The corresponding authors are Shu-Miaw Chaw, Distinguished Research Fellow, and Isheng J. Tsai, Assistant Research Fellow, of Biodiversity Research Center, Academia Sinica. This study is supported by Investigator Award and Thematic Award to SMC, and by a Career Award to IJT from Academia Sinica. Dr. James H. Leebens-Mack, professor of Department of Plant Biology, University of Georgia, contributed transcriptomic data and interpretation of analytical results. This article was published on the issue of January 9, 2019, Nature Plants (full article is available at ). A commentary reports the importance of this article along with the Chinese tulip tree genome appears in the same issue1.

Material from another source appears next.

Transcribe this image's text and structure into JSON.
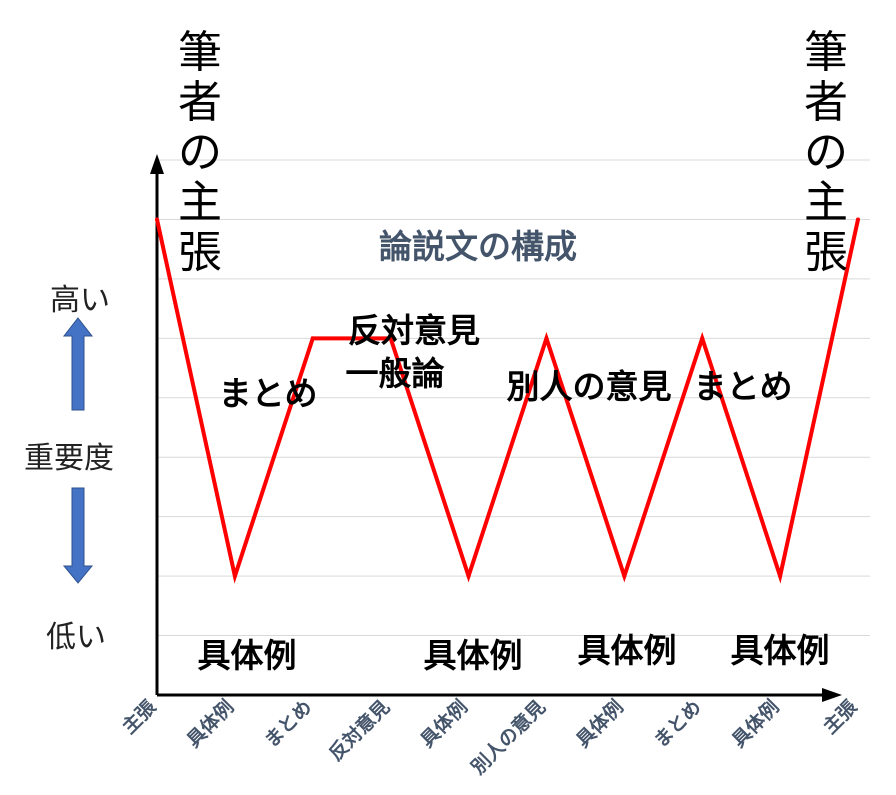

1 Nuclear genomes of two magnoliids:

▲ Fig. 1︳A wild stout camphor tree inside a dense broadleaved forest near Tengzi. Photo was taken on December 5, 2018 with assistance from administrator of Forestry Bureau, Pingtung District.

▲ Fig. 2︳ A species tree on the basis of 211 single copy orthologues from 13 plant species. Gene family expansion and contraction are denoted in numbers next to plus and minus signs, respectively. Green number in brackets denote divergence time estimates. Time of divergence between magnoliids and eudicots to be 136.0–209.4 million years ago (Ma)

▲Fig. 3︳Stout camphor tree population size dynamics from the past 9 million years ago to present. The history of effective population size was inferred using the PSMC method. Ma: Million years ago.